Im Weblog heißt es weiter, „nicht jede Zusage sei gleich bedenklich. Am schwersten aber wiege ein dicker Umschlag, der eines Tages in den Akademieräumen eingetroffen sei. Absender war Julian Nida-Rümelin, Professor für Politische Theorie und Philosophie an der LMU München und Kulturstaatsminister a.D.: "Sehr geehrter Herr Professor Däubler" beginnt der Brief, in dem er sich für die große Ehre bedankt, die er annimmt, "da ich die Ziele und das Programm der Deutschen Nationalakademie ohne jeden Vorbehalt unterstützen kann." Beigelegt ist ein siebzehnseitiger Essay über die "normativen Bedingungen der Macht" . "Ziele und Programm" lagen dem ursprünglichen Anschreiben der Akademie bei, es ist kein langer Text. Selbst ein vielbeschäftigter Professor kann ihn überfliegen. Der letzte Absatz lautet: "Eine Weltanschauung, die bestrebt ist, dem demokratischen Massengedanken eine klare Ablehnung entgegenzubringen und der Elite des Volkes zu neuer Geltung zu verhelfen, muß auch dafür Sorge tragen, daß den besten Köpfen im Alltag und in der Politik der höchste Einfluss zukommt. Damit baut die Deutsche Nationalakademie nicht auf dem Gedanken der Majorität, sondern auf dem der Persönlichkeit auf. Sie setzt sich dafür ein, daß die Besten zum Zuge kommen und nicht das Mittelmaß."

 

Das ist auch dann deutlich, wenn man den ersten Satz nicht als Zitat aus Adolf Hilters "Mein Kampf" erkennt. Besonders stutzig mußte hingegen machen, was in den "Grundsätzen" fehlt: kein Bezug zum Gedanken der europäischen Integration, kein Verweis auf eine Zusammenarbeit mit anderen wissenschaftlichen Institutionen. Statt dessen: "Der Schwerpunkt liegt auf dem Gebiet der Erforschung deutscher Geschichte, deutscher Kultur und deutscher Nationalökonomie." Dreimal deutsch, das hält besser.

 

Einen Monat später schickte Nida-Rümelin zwar eine e-mail hinterher und schrieb, er habe die Akademie mit Helmut Schmidts "Deutscher Nationalstiftung" verwechselt, aber diese vergibt keine Doktorwürde und hat in jedem ihrer Grundsätze einen klaren Bezug zu Europa und zur Demokratie.

 

Nida-Rümelin ist natürlich kein Deutschnationaler. Offenbar war er auf der Suche nach Verbündeten für seinen Versuch, mit Hilfe der politischen Philosophie den "Humanismus als Leitkultur" neu zu etablieren. In seinem jüngsten Buch versucht er eben das Ringen um die Wahrheit als zentral für die Demokratie zu beschreiben und gegen postmoderne Beliebigkeit einerseits und die libertäre Utopie des universellen Marktes andererseits zu verteidigen.

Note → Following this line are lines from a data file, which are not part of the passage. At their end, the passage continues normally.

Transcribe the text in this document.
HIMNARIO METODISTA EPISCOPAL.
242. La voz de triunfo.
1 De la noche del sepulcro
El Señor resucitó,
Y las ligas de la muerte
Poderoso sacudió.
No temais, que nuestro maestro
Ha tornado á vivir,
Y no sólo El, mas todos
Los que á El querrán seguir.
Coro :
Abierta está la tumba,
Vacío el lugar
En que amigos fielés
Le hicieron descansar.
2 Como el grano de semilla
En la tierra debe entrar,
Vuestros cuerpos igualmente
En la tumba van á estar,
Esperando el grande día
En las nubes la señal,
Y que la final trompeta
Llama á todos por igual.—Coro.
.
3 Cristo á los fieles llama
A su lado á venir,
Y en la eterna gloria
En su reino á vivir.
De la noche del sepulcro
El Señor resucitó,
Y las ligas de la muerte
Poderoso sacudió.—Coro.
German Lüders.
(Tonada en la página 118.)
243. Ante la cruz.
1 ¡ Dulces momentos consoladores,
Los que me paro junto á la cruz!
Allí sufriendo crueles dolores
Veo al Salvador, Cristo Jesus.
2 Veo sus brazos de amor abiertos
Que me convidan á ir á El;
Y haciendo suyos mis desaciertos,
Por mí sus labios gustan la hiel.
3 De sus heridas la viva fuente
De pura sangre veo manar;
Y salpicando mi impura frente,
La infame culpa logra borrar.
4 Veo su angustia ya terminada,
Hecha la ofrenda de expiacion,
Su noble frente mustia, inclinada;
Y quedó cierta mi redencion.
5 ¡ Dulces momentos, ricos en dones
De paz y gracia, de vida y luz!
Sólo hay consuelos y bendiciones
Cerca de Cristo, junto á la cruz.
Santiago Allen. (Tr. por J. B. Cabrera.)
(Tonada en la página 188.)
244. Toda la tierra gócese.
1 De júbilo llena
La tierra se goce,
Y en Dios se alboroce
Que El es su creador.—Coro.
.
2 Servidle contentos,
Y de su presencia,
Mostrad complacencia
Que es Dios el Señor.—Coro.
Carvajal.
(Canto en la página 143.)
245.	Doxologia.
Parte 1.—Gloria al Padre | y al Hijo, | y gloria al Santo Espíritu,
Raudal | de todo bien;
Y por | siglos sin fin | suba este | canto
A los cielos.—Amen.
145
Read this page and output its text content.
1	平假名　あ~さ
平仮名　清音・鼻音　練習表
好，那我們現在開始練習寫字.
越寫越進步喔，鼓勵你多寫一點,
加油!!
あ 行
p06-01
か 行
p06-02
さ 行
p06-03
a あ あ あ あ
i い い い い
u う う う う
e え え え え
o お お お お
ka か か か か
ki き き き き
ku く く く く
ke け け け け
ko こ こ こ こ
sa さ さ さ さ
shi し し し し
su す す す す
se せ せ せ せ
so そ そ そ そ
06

Aber sein ausdrückliches Ja zur "Förderung der deutschen Elite", das Erlöschen aller kritischen Fähigkeiten, wo es um eine Ehrung seiner selbst geht und selbst die mangelnde lebenspraktische Gewitztheit, die Unfähigkeit, einen hoax etwa mittels Google zu enttarnen, zeugen vom bedenklichen Zustand der akademischen Elite, deren Exponent sich da geehrt glaubte. Schlagwörter wie Werteverfall, Massengesellschaft, Ablehnung des Mittelmaßes führen in solchen Kreisen augenblicklich zu gewichtigem Kopfnicken. Nida-Rümelins Reaktion ist ein Symptom der voranschreitenden Entkopplung akademischer Eliten von der bundesrepublikanischen Wirklichkeit, in der die Demokratie eben nicht wie eine geographische Gegebenheit in der Landschaft liegt, sondern täglich neu aufgestellt werden muß.“

 

Einsicht mit Spende

In der an die 100 Prominente von der fiktiven Deutschen Nationalakademie verschickte Einladung zur Verleihung der Ehrendoktorwürde stand auch der Satz: „Wir wollen aufhören, die Narren der Fremden zu sein, und zusammenhalten zu einem einigen, starken, freien deutschen Volk.“ Das „Münchener Tagebuch“ vom 12. Dezember ist der Ansicht, „diesen Satz hätten die Promis als eindeutig nazistisch identifizieren müssen.  Die 14 Prominente, die die Einladung angenommen haben, wurden dann in „Tempo“ und der nahestehenden Schmuddelpresse bloßgestellt. Dabei hätten sie doch wissen müssen, daß der Wunsch nach „einem einigen, starken, freien deutschen Volk“ eindeutig rechtsextrem ist. Vielleicht können sich die 14 Durchgefallenen mit einer großzügigen Geldspende für den „Kampf gegen Rechts“ rehabilitieren.“

 

Dummheit und Eitelkeit sind immer noch die schlimmsten Feinde von Vernunft und Aufklärung.